Roth also became the personal face of Twitter, and a target of harassment, after the company decided to suppress a 2020 New York Post story about Hunter Biden, a decision then-CEO Jack Dorsey has since said was a mistake.
“It’s widely reported that I personally directed the suppression of the Hunter Biden story. That is not true. It is absolutely, unequivocally untrue,” Roth told Swisher on Tuesday.
Roth did not feel removing the content from Twitter was appropriate, he said, but at the time the story seemed to bear the hallmarks of a hack-and-leak information operation.

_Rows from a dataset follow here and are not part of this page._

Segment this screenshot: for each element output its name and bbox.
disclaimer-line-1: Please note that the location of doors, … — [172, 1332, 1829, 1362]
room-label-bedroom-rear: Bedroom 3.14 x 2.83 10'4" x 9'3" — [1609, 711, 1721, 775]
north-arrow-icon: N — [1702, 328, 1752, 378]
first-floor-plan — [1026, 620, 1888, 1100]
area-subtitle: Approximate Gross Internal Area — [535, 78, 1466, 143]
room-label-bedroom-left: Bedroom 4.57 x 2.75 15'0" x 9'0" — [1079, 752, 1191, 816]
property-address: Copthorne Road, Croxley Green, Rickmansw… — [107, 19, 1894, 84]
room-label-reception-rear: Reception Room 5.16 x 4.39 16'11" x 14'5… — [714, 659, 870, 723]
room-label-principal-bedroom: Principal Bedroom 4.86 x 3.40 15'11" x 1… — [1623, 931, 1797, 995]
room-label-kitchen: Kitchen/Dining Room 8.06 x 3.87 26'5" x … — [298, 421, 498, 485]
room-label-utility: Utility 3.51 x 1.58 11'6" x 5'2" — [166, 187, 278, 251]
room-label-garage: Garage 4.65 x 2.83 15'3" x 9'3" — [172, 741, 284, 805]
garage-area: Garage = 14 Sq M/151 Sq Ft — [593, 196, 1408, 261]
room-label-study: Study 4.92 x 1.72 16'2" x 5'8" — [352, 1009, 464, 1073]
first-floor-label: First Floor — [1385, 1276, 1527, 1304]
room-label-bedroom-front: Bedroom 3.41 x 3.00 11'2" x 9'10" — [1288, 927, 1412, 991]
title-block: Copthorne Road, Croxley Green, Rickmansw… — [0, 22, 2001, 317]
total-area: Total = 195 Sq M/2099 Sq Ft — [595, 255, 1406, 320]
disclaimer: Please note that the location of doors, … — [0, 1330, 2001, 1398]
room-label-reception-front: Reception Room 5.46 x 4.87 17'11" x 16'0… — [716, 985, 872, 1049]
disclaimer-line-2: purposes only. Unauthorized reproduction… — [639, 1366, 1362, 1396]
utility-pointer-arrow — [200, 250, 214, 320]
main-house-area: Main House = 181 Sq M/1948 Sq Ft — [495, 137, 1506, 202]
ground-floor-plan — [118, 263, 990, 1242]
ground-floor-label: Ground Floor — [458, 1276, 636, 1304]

Roth also said Tuesday that, in retrospect, suppressing the Hunter Biden story was a mistake. But he defended Twitter’s other decisions to ban Trump for his activities around the Jan. 6 Capitol riot, as well as a personal account belonging to Georgia Republican Rep. Marjorie Taylor Greene and an account belonging to the satirical website Babylon Bee.
All three cases involved obvious violations of Twitter’s publicly accessible, written policies, Roth said, making them a much clearer case for enforcement.
Amid the layoffs that have decimated Twitter’s content moderation team, Musk has said he intends to rely much more heavily on crowdsourced fact-checking of tweets to provide context to misleading claims. But Roth said that in doing so, Twitter risks abdicating its responsibility to the public, which should still apply despite it being a private company.
Policymakers should require platforms to share data with academics and researchers, he said, preempting privately owned platforms such as Twitter from shirking a duty to transparency.
Asked to give a single piece of advice to Musk going forward, Roth paused for the briefest of moments.
“Humility goes a really long way,” he said.